In the wake of his relationship troubles, Yeomans left Melbourne for Hong Kong, and the experience of living and dating there has been an eye-opener for him.

Socially, the city is a whole new world. “The people you meet in Hong Kong are very different from the people you meet in Australia. There’s not a lot of art for art’s sake here. People are extremely stressed about their jobs, they have difficulty expressing themselves emotionally. They can be very cold in their interactions with you, so relationships here can be very different, too.”

As you might expect, Yeomans gets a lot of strange looks when he tells people he’s in a band, but he likes it that way. “A lot of people can’t compute that as a lifestyle or a way of surviving,” he laughs. “People in Hong Kong are all about the money. I mean, if you date a girl here and meet her parents and tell her what you do, it can be quite difficult. My best friend here is a magician – he does work for corporate people, which is basically all you do.
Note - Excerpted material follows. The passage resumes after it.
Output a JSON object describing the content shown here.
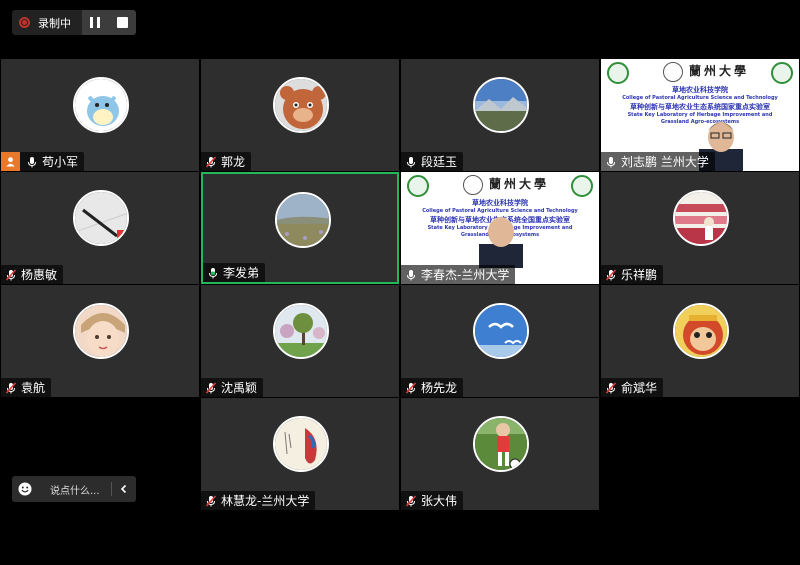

“The thing about Hong Kong is every art piece, every gallery show, every gig is something corporate. The only actual solo shows I’ve played here have been for Casio and Nike. You don’t really put on a show just for its own sake. That’s the way things are here. I mean, I get a kick out of it.”

Being an outsider in Hong Kong suits Yeomans just fine. “I don’t do a normal job here at all,” he says. “If I go back to Melbourne, every single person is a musician and an artist or whatever, so it’s not a big deal. Here, being a musician is actually kind of exciting!”